We have some very nice examples of wine glasses in our collections, including a number of early 1700s Jacobite glasses – some are on display at Culloden and others at Kellie Castle.

A long-stemmed wine goblet from the 1700s. The stem has a twisted glass pattern and there are flowers and leaves etched onto the bowl of the glass.
1700s wine glass from Kellie Castle

We have a wealth of information in the historical records, as well as some of the stories that relate to wine importing, storage and drinking at Trust properties. They follow the general history of this topic for which Billy Kay’s book Knee Deep in Claret: A celebration of wine and Scotland is a great source of information.

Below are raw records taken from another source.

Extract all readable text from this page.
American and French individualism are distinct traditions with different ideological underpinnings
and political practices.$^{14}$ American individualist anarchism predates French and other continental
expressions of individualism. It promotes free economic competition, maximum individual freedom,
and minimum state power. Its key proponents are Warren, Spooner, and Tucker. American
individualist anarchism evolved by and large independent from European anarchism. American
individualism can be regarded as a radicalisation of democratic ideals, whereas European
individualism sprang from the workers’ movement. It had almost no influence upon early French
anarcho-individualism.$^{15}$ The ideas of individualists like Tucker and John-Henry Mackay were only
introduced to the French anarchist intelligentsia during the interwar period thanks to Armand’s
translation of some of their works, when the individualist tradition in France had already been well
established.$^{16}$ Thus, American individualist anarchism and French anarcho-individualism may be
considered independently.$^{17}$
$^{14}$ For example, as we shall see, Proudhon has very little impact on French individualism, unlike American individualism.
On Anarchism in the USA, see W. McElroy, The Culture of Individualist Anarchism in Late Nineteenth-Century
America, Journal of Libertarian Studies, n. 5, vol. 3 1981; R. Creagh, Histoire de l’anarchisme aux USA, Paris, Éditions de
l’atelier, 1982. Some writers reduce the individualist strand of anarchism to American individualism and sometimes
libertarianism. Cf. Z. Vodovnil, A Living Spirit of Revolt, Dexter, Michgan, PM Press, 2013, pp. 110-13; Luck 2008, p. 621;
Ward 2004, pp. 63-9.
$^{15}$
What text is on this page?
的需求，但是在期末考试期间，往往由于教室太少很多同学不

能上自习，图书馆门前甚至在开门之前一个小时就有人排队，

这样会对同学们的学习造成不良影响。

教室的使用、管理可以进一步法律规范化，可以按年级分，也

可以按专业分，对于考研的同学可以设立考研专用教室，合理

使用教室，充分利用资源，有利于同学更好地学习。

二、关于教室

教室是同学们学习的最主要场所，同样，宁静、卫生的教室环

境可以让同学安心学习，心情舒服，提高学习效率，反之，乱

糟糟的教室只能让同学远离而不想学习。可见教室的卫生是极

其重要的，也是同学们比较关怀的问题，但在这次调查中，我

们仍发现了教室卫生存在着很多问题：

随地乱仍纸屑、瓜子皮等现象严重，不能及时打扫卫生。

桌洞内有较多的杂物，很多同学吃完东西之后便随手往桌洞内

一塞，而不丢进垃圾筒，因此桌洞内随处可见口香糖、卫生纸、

Of course, wine was probably first imported into Scotland with the arrival of the Roman army to the British Isles from the 1st century BC onwards. Initially transported in amphorae, by the medieval period wooden barrels, which were less fragile and easier to move, had become the norm. At Crarae Garden, a number of sherds of 12th-century Spanish amphorae were found during our archaeological investigations there.

In the high medieval period, we have references to James IV and James V importing and consuming large quantities of wine at Falkland Palace. At Culzean Castle, in the 17th and 18th centuries the Kennedys imported wine legally through local wine merchants, but they were also heavily involved in the illegal smuggling of a range of goods (but mostly alcohol).

In 1733 John McIlvane, a local merchant, sold Sir John Kennedy ‘thirty pints of claret, eight pints of genever, three dozen bottles of claret and white wine, and seven pints of brandy’. In 1735 it was ‘two dozen bottles of white wine, six dozen claret’. In 1753 Irish smugglers/pirates intercepted a boat from the Isle of Man that included ‘two hogsheads of wine’ which were meant for Sir Thomas Kennedy. He was offered a dozen bottles of ‘best Lisbon or claret’ in compensation.

In addition to the artefacts such as bottles and glasses, the importance of wine drinking is reflected in the built fabric of many of our castles and country houses. There are a wide range of wine cellars across the Trust, for example in Brodick Castle and at Broughton House. Perhaps the most impressive example is the cellar in the basement of Culzean Castle built by Robert Adam in the 1780s. Here there are racks for hundreds of bottles on the walls of a circular room, with a vaulted ceiling held up by a central stone pillar. Although dark, on closer examination it’s easy to see, disappointingly, that the racks are all empty!

A wall of a wine cellar with empty metal wine racks, which would have held hundreds of bottles.
Some of the wine racks in the cellar at Culzean Castle

But what does survive for Culzean is a copy of the Cellar Book, which lists the numbers and types of bottles that were kept in these wine racks and sitting on the cellar floor. There was a lot of claret, but also hundreds of bottles of sherry and port.

An open ledger book from 1810, which shows what is held in Culzean's wine cellar.
The Culzean Castle cellar book, 1810

Wine certainly played an important part in Scottish history and features quite a lot in poems and songs by Robert Burns. The opening lines of one song, My Bonnie Mary, reads ‘Go fetch to me a pint o’ wine, And fill it in a silver tassie’. If it was being consumed or served in such quantities, this might explain why such large numbers of bottles were kept and why we find so many glass shards on archaeological excavations.